Cases of women being burnt by stoves or acid are regularly reported in the press. Victims are left grotesquely disfigured with injuries covering more than 30 percent of their bodies and often as much as 60, 70 and 90 percent. “The nature of [stove burn] injuries, the position of the victim in the family (she is usually a daughter-in-law, or a daughter to be married), and the frequency with which these ‘accidents’ occur provide circumstantial evidence of a grim pattern; that these women are burnt not by accident, but are victims of deliberate murder.” (Madadgaar’s Press Release, 24 January 2002 ‘223 women died due to burn injuries during the year 2001)

Many victims of rape cannot find redress for their grievance through the judicial system.  In fact, the victim becomes the criminal under the Zina Ordinance. Failure to produce 4 male witnesses to the criminal act of rape the woman finds herself charge with adultery and imprisoned. Her admission of rape constitutes an admission of adultery. Women who seek the help of the law often find themselves victims of violence perpetrated by the custodians of the law. Reported cases of custodial rape have led the Government to issue a number of directives regarding the arrest of women, but practically little seems to have changed.

The eleven years between 1977 and 1988 are considered some of darkest for women in Pakistan’s history. Under the rule of General Zia-ul-Haq “women were systematically attacked through discriminatory legislation, an unsympathetic judiciary and a brutally prejudiced executive.” (Herald, January 2002, p 130 ‘In their own right’) The women’s movement in Pakistan rallied, agitating openly against the state-sponsored brutalisation of women under this regime. They took to the streets, vigorously opposing the legalisation of violence against women. The core issues that sparked the rebellion against General Zia and led to mass agitation remain very much the same today, however it appears the struggle for women’s rights has been diluted and lost its focus.
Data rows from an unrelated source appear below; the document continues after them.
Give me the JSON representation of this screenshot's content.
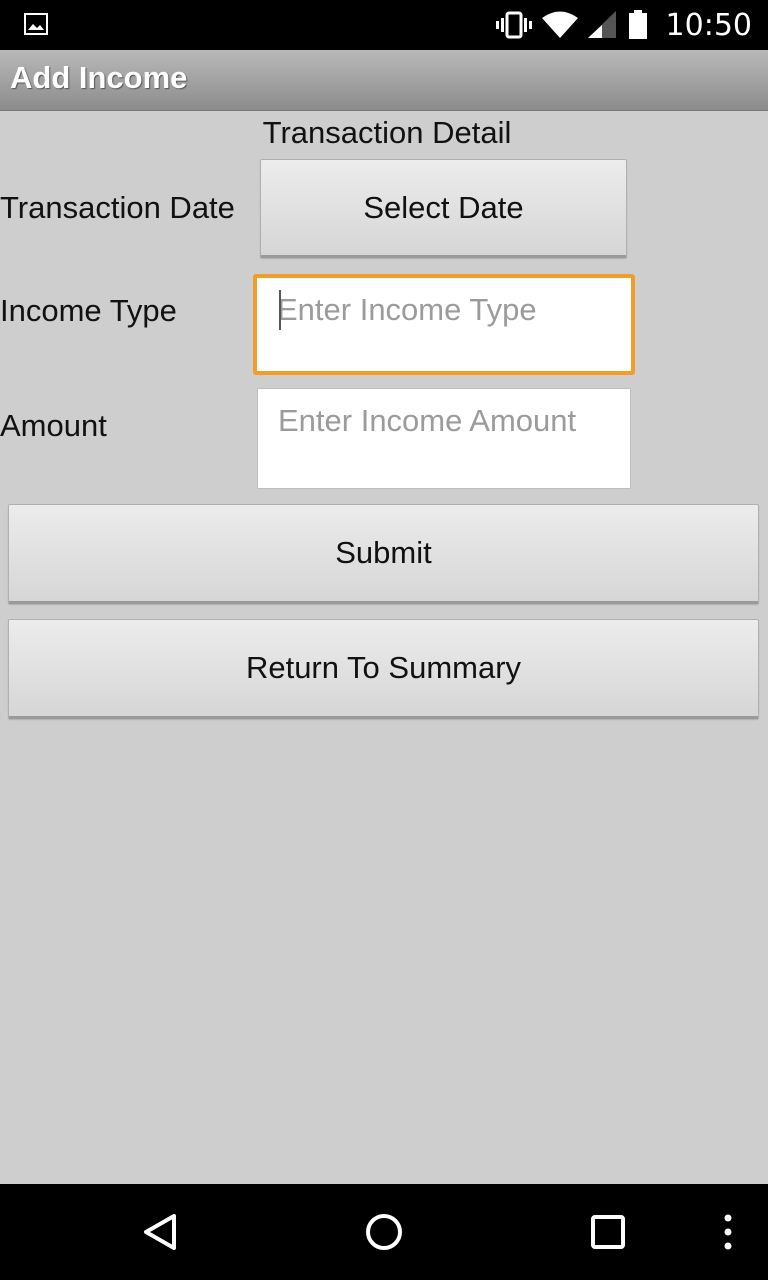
{
  "status_bar": {
    "time": "10:50",
    "icons": [
      "gallery-notification-icon",
      "vibrate-icon",
      "wifi-icon",
      "signal-icon",
      "battery-icon"
    ]
  },
  "action_bar": {
    "title": "Add Income"
  },
  "form": {
    "section_title": "Transaction Detail",
    "date_label": "Transaction Date",
    "date_button": "Select Date",
    "income_type_label": "Income Type",
    "income_type_placeholder": "Enter Income Type",
    "income_type_value": "",
    "amount_label": "Amount",
    "amount_placeholder": "Enter Income Amount",
    "amount_value": ""
  },
  "actions": {
    "submit": "Submit",
    "return": "Return To Summary"
  },
  "nav_bar": {
    "icons": [
      "back-icon",
      "home-icon",
      "recents-icon",
      "overflow-menu-icon"
    ]
  },
  "colors": {
    "focus_accent": "#f39c2a",
    "background": "#cecece"
  }
}
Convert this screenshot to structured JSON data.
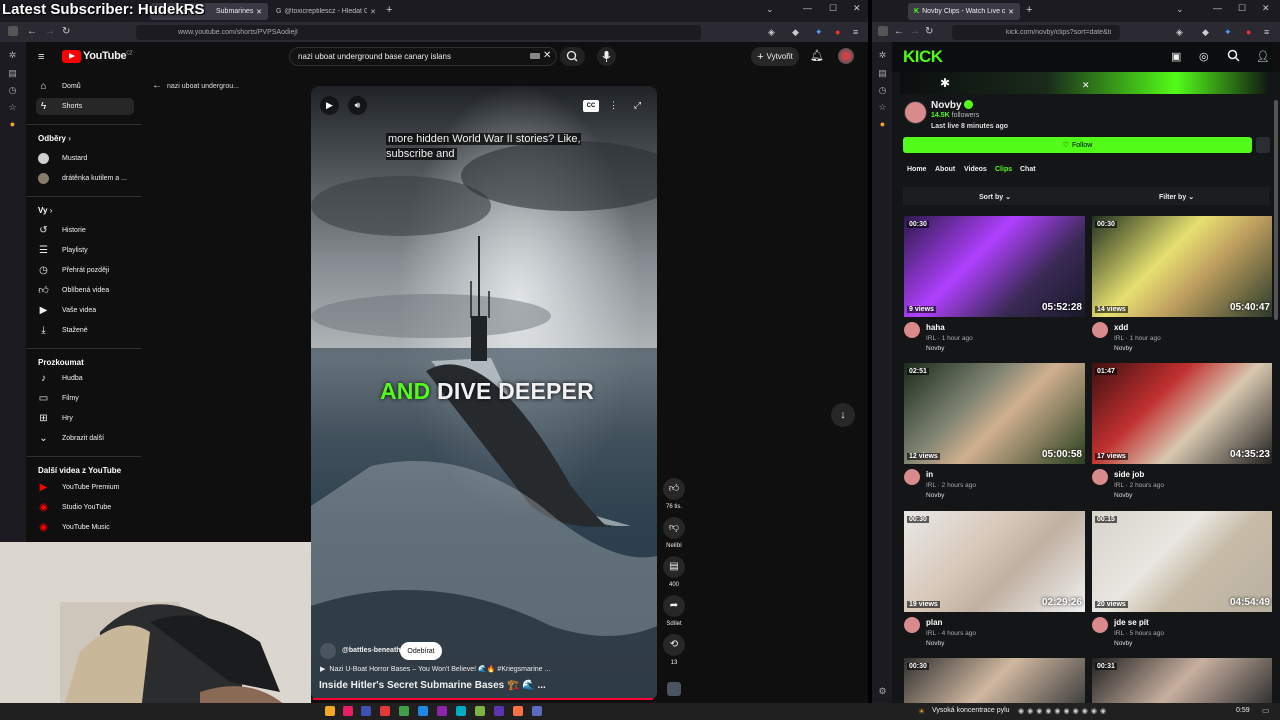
{
  "overlay": {
    "text": "Latest Subscriber: HudekRS"
  },
  "left_browser": {
    "tabs": [
      {
        "label": "Submarines"
      },
      {
        "label": "@toxicreptilescz - Hledat Goog"
      }
    ],
    "url": "www.youtube.com/shorts/PVPSAodiejI"
  },
  "youtube": {
    "logo": "YouTube",
    "logo_sup": "CZ",
    "search_value": "nazi uboat underground base canary islans",
    "create_label": "Vytvořit",
    "sidebar": {
      "main": [
        {
          "label": "Domů",
          "icon": "home-icon"
        },
        {
          "label": "Shorts",
          "icon": "shorts-icon"
        }
      ],
      "subs_title": "Odběry",
      "subs": [
        {
          "label": "Mustard",
          "color": "#d0d0d0"
        },
        {
          "label": "drátěnka kutilem a ...",
          "color": "#8a7a6a"
        }
      ],
      "you_title": "Vy",
      "you": [
        {
          "label": "Historie",
          "icon": "history-icon"
        },
        {
          "label": "Playlisty",
          "icon": "playlist-icon"
        },
        {
          "label": "Přehrát později",
          "icon": "clock-icon"
        },
        {
          "label": "Oblíbená videa",
          "icon": "thumbs-up-icon"
        },
        {
          "label": "Vaše videa",
          "icon": "video-icon"
        },
        {
          "label": "Stažené",
          "icon": "download-icon"
        }
      ],
      "explore_title": "Prozkoumat",
      "explore": [
        {
          "label": "Hudba",
          "icon": "music-icon"
        },
        {
          "label": "Filmy",
          "icon": "film-icon"
        },
        {
          "label": "Hry",
          "icon": "gamepad-icon"
        },
        {
          "label": "Zobrazit další",
          "icon": "chevron-down-icon"
        }
      ],
      "more_title": "Další videa z YouTube",
      "more": [
        {
          "label": "YouTube Premium"
        },
        {
          "label": "Studio YouTube"
        },
        {
          "label": "YouTube Music"
        }
      ]
    },
    "short": {
      "back_label": "nazi uboat undergrou...",
      "caption_top": "more hidden World War II stories? Like, subscribe and",
      "caption_big_green": "AND",
      "caption_big_white": "DIVE DEEPER",
      "channel": "@battles-beneath",
      "subscribe_label": "Odebírat",
      "music": "Nazi U-Boat Horror Bases – You Won't Believe! 🌊🔥 #Kriegsmarine ...",
      "title": "Inside Hitler's Secret Submarine Bases 🏗️ 🌊 ...",
      "cc_label": "CC",
      "actions": {
        "like_count": "76 tis.",
        "dislike_label": "Nelíbí",
        "comments_count": "400",
        "share_label": "Sdílet",
        "remix_count": "13"
      }
    }
  },
  "right_browser": {
    "tab": "Novby Clips - Watch Live on Ki",
    "url": "kick.com/novby/clips?sort=date&ti"
  },
  "kick": {
    "logo": "KICK",
    "channel": "Novby",
    "followers_count": "14.5K",
    "followers_label": "followers",
    "last_live": "Last live 8 minutes ago",
    "follow_label": "Follow",
    "tabs": [
      "Home",
      "About",
      "Videos",
      "Clips",
      "Chat"
    ],
    "active_tab": "Clips",
    "sort_label": "Sort by",
    "filter_label": "Filter by",
    "clips": [
      {
        "duration": "00:30",
        "views": "9 views",
        "timestamp": "05:52:28",
        "title": "haha",
        "meta": "IRL · 1 hour ago",
        "user": "Novby",
        "bg": "linear-gradient(135deg,#2b1a4a,#b040ff 40%,#3a2a55 70%,#1a1a2a)"
      },
      {
        "duration": "00:30",
        "views": "14 views",
        "timestamp": "05:40:47",
        "title": "xdd",
        "meta": "IRL · 1 hour ago",
        "user": "Novby",
        "bg": "linear-gradient(135deg,#203020,#e6e070 40%,#c0a060 60%,#2a3a2a)"
      },
      {
        "duration": "02:51",
        "views": "12 views",
        "timestamp": "05:00:58",
        "title": "in",
        "meta": "IRL · 2 hours ago",
        "user": "Novby",
        "bg": "linear-gradient(135deg,#1a2a1a,#7a8070 35%,#d0b090 55%,#2a4020)"
      },
      {
        "duration": "01:47",
        "views": "17 views",
        "timestamp": "04:35:23",
        "title": "side job",
        "meta": "IRL · 2 hours ago",
        "user": "Novby",
        "bg": "linear-gradient(135deg,#401010,#c03030 35%,#d8c8b0 60%,#202020)"
      },
      {
        "duration": "00:30",
        "views": "19 views",
        "timestamp": "02:29:26",
        "title": "plan",
        "meta": "IRL · 4 hours ago",
        "user": "Novby",
        "bg": "linear-gradient(135deg,#e8e8e8,#d8c8b8 40%,#c0b0a0 60%,#f0f0f0)"
      },
      {
        "duration": "00:15",
        "views": "20 views",
        "timestamp": "04:54:49",
        "title": "jde se pít",
        "meta": "IRL · 5 hours ago",
        "user": "Novby",
        "bg": "linear-gradient(135deg,#d8d4cc,#e8e6e0 40%,#c8bca8 60%,#b8b0a0)"
      },
      {
        "duration": "00:30",
        "views": "",
        "timestamp": "",
        "title": "",
        "meta": "",
        "user": "",
        "bg": "linear-gradient(135deg,#303030,#d0b8a0 50%,#404040)"
      },
      {
        "duration": "00:31",
        "views": "",
        "timestamp": "",
        "title": "",
        "meta": "",
        "user": "",
        "bg": "linear-gradient(135deg,#202020,#c8b0a0 50%,#303030)"
      }
    ]
  },
  "taskbar": {
    "weather": "Vysoká koncentrace pylu",
    "clock": "0:59"
  }
}
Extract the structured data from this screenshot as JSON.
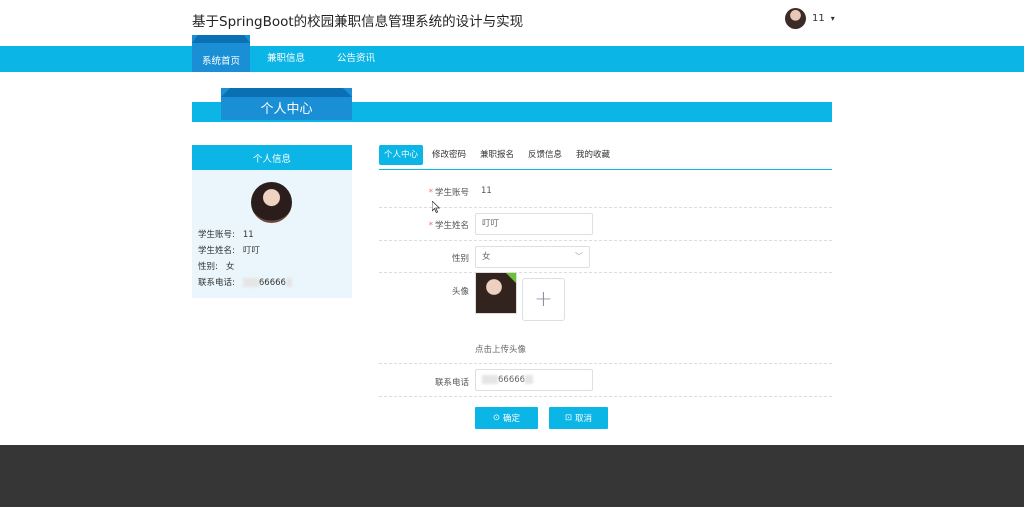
{
  "header": {
    "title": "基于SpringBoot的校园兼职信息管理系统的设计与实现",
    "username": "11"
  },
  "nav": {
    "items": [
      {
        "label": "系统首页"
      },
      {
        "label": "兼职信息"
      },
      {
        "label": "公告资讯"
      }
    ]
  },
  "banner": {
    "title": "个人中心"
  },
  "sidebar": {
    "title": "个人信息",
    "fields": [
      {
        "label": "学生账号:",
        "value": "11"
      },
      {
        "label": "学生姓名:",
        "value": "叮叮"
      },
      {
        "label": "性别:",
        "value": "女"
      },
      {
        "label": "联系电话:",
        "value": "66666"
      }
    ]
  },
  "tabs": [
    {
      "label": "个人中心"
    },
    {
      "label": "修改密码"
    },
    {
      "label": "兼职报名"
    },
    {
      "label": "反馈信息"
    },
    {
      "label": "我的收藏"
    }
  ],
  "form": {
    "account_label": "学生账号",
    "account_value": "11",
    "name_label": "学生姓名",
    "name_value": "叮叮",
    "gender_label": "性别",
    "gender_value": "女",
    "avatar_label": "头像",
    "upload_plus": "+",
    "upload_tip": "点击上传头像",
    "phone_label": "联系电话",
    "phone_value": "66666",
    "required_mark": "*",
    "confirm_label": "确定",
    "cancel_label": "取消"
  },
  "colors": {
    "primary": "#0bb5e6",
    "active": "#1b8fd6",
    "footer": "#363636"
  }
}
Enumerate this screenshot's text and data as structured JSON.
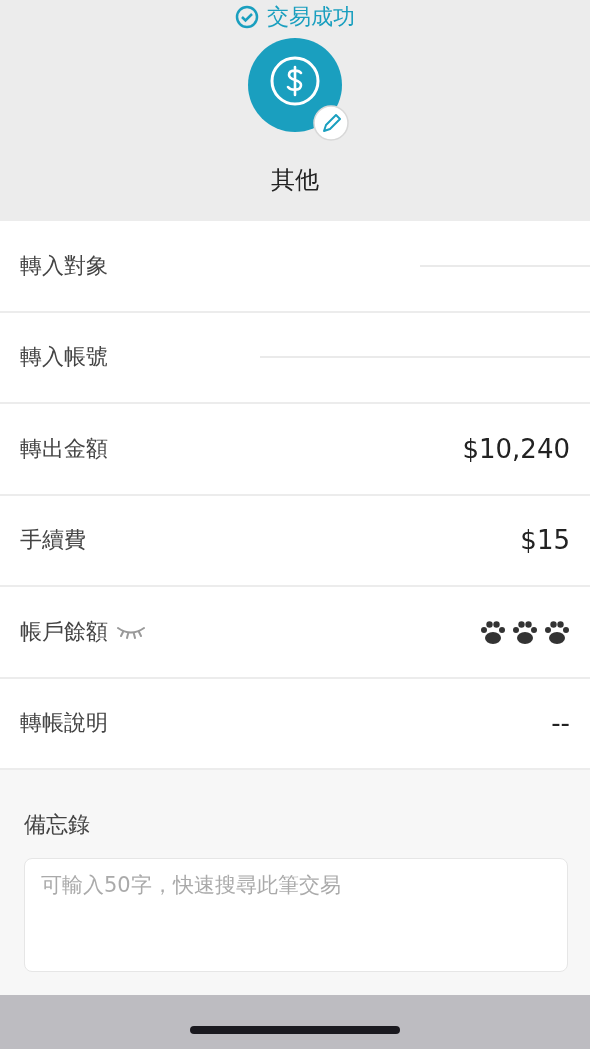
{
  "header": {
    "title": "交易成功",
    "category": "其他"
  },
  "rows": [
    {
      "label": "轉入對象",
      "kind": "masked"
    },
    {
      "label": "轉入帳號",
      "kind": "masked"
    },
    {
      "label": "轉出金額",
      "kind": "text",
      "value": "$10,240"
    },
    {
      "label": "手續費",
      "kind": "text",
      "value": "$15"
    },
    {
      "label": "帳戶餘額",
      "kind": "hidden",
      "masked": true
    },
    {
      "label": "轉帳說明",
      "kind": "text",
      "value": "--"
    }
  ],
  "memo": {
    "label": "備忘錄",
    "placeholder": "可輸入50字，快速搜尋此筆交易"
  }
}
Violent acts being perpetrated against women in Pakistan have roots in cultural norms, extreme patriarchal formations in society, socio-economic strictures, religious ideologies, laws that allow such violence to be perpetuated, and a state that is hostage to fundamentalist philosophies and ideologies. Violence has been increasing, despite a growth in the number of women’s NGOs seeking to work at a grassroots level to instigate real change.